Não é verdade que a Receita Federal permitiu que o ex-presidente Jair Bolsonaro (PL) ficasse com as joias recebidas em viagem oficial feita à Arábia Saudita em 2021. As peças de desinformação distorcem um documento oficial apresentado em reportagem do jornal O Globo que prova apenas que presentes dados a chefes de Estado são isentos de impostos. Os posts também omitem que a equipe de Bolsonaro tentou ocultar os itens, o que é ilegal.
Publicações com o conteúdo enganoso acumulavam centenas de compartilhamentos no Facebook e centenas de curtidas no Instagram até a tarde desta sexta-feira (5).
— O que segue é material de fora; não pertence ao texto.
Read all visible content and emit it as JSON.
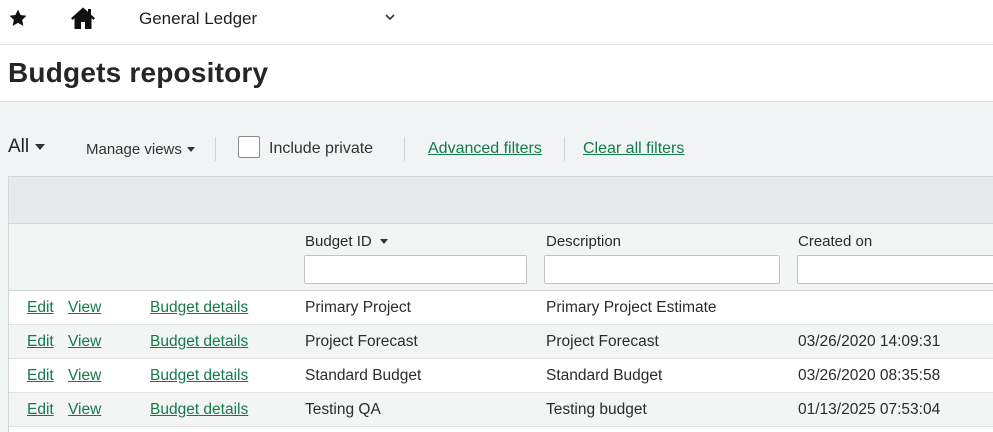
{
  "app": {
    "module_title": "General Ledger",
    "icons": {
      "favorite": "star-icon",
      "home": "home-icon",
      "module_menu": "chevron-down-icon"
    }
  },
  "page": {
    "title": "Budgets repository"
  },
  "toolbar": {
    "view_selector": "All",
    "manage_views": "Manage views",
    "include_private": "Include private",
    "include_private_checked": false,
    "advanced_filters": "Advanced filters",
    "clear_all_filters": "Clear all filters"
  },
  "grid": {
    "columns": [
      {
        "label": "Budget ID",
        "sorted": true
      },
      {
        "label": "Description"
      },
      {
        "label": "Created on"
      }
    ],
    "filters": {
      "budget_id": "",
      "description": "",
      "created_on": ""
    },
    "actions": {
      "edit": "Edit",
      "view": "View",
      "details": "Budget details"
    },
    "rows": [
      {
        "budget_id": "Primary Project",
        "description": "Primary Project Estimate",
        "created_on": ""
      },
      {
        "budget_id": "Project Forecast",
        "description": "Project Forecast",
        "created_on": "03/26/2020 14:09:31"
      },
      {
        "budget_id": "Standard Budget",
        "description": "Standard Budget",
        "created_on": "03/26/2020 08:35:58"
      },
      {
        "budget_id": "Testing QA",
        "description": "Testing budget",
        "created_on": "01/13/2025 07:53:04"
      }
    ]
  },
  "colors": {
    "link": "#147a4a",
    "header_band": "#e6eaea",
    "page_bg": "#f1f4f4"
  }
}
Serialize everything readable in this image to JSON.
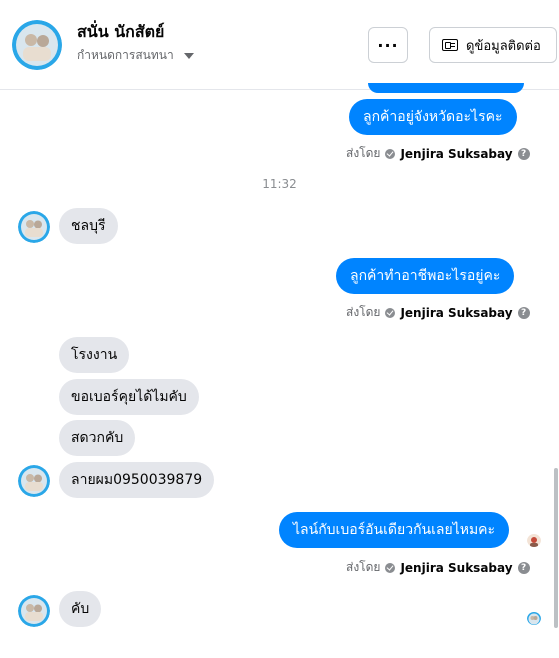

Documento prova que Bolsonaro e Esposa tem aprovação da Receita Federal para ficarem com as joias presenteadas pelo governo da Arábia Saudita durante o mandato do ex-presidente. Os presentes foram doados em caráter personalíssimo, o Bolsonaro os incorporaria ao acervo da presidência se quisesse. A Receita Federal informou também que não se cobra impostos de presenes recebidos pelo presidente em visitas oficiais a outros países.
Uma reportagem do jornal O Globo de maio de 2023 tem sido distorcida por peças de desinformação para sugerir que a Receita Federal afirmou à PF (Polícia Federal) que não havia irregularidades na conduta do ex-presidente no caso das joias sauditas apreendidas no aeroporto de Guarulhos em outubro de 2021.
O documento apresentado pela reportagem é uma resposta da Receita à PF, que solicitou informações durante as investigações sobre o tratamento aduaneiro das joias, “especialmente para fins de tributação”. No ofício, o Fisco diz que presentes destinados à Presidência, ainda que trazidos por um viajante diferente do chefe de Estado, são isentos da cobrança de impostos e só precisam ser apresentados à autoridade aduaneira ao chegar no Brasil.
O que levantou suspeitas sobre o caso das joias é justamente o fato de a equipe de Bolsonaro não ter seguido o protocolo informado pela Receita. O militar Marcos André dos Santos Soeiro, assessor do então ministro de Minas e Energia Bento Albuquerque, desembarcou no Brasil e passou pela alfândega com as joias escondidas na mochila, sem comunicar a existência dos itens às autoridades competentes.
Avaliado em R$ 5,1 milhões, o conjunto de joias foi apreendido porque a equipe do ex-presidente não as declarou como presente de Estado, procedimento necessário para que sejam incorporadas ao patrimônio público da Presidência. Apesar de terem sido entregues a Bolsonaro, os itens não podem ser considerados bens pessoais.
No acórdão 2.255/2016, o TCU (Tribunal de Contas da União) determina que somente itens de natureza personalíssima, como medalhas, ou produtos de consumo direto, como alimentos e perfumes, podem ser classificados como bens privados de presidentes. Esse não é o caso das joias.
Esta peça de desinformação circulou inicialmente em maio do ano passado, dias depois da publicação da reportagem pelo Globo. Na época, Aos Fatos verificou que o conteúdo enganoso foi replicado até mesmo pelo ex-presidente.
Indiciado. As peças desinformativas voltaram a circular após a PF indiciar Jair Bolsonaro e outras 11 pessoas por peculato — quando um funcionário público se apropria ou desvia dinheiro ou bens a que tem acesso em razão do cargo —, lavagem de dinheiro e associação criminosa na última quinta-feira (4).
Na prática, isso significa que a instituição concluiu que há elementos suficientes para afirmar que os investigados cometeram um crime ao desviarem os presentes de alto valor. A PF afirmou ainda que o montante recebido com a venda das joias foi convertido em dinheiro vivo e repassado ao ex-presidente. Bolsonaro não se pronunciou sobre o caso e sua defesa alegou não ter acesso ao relatório.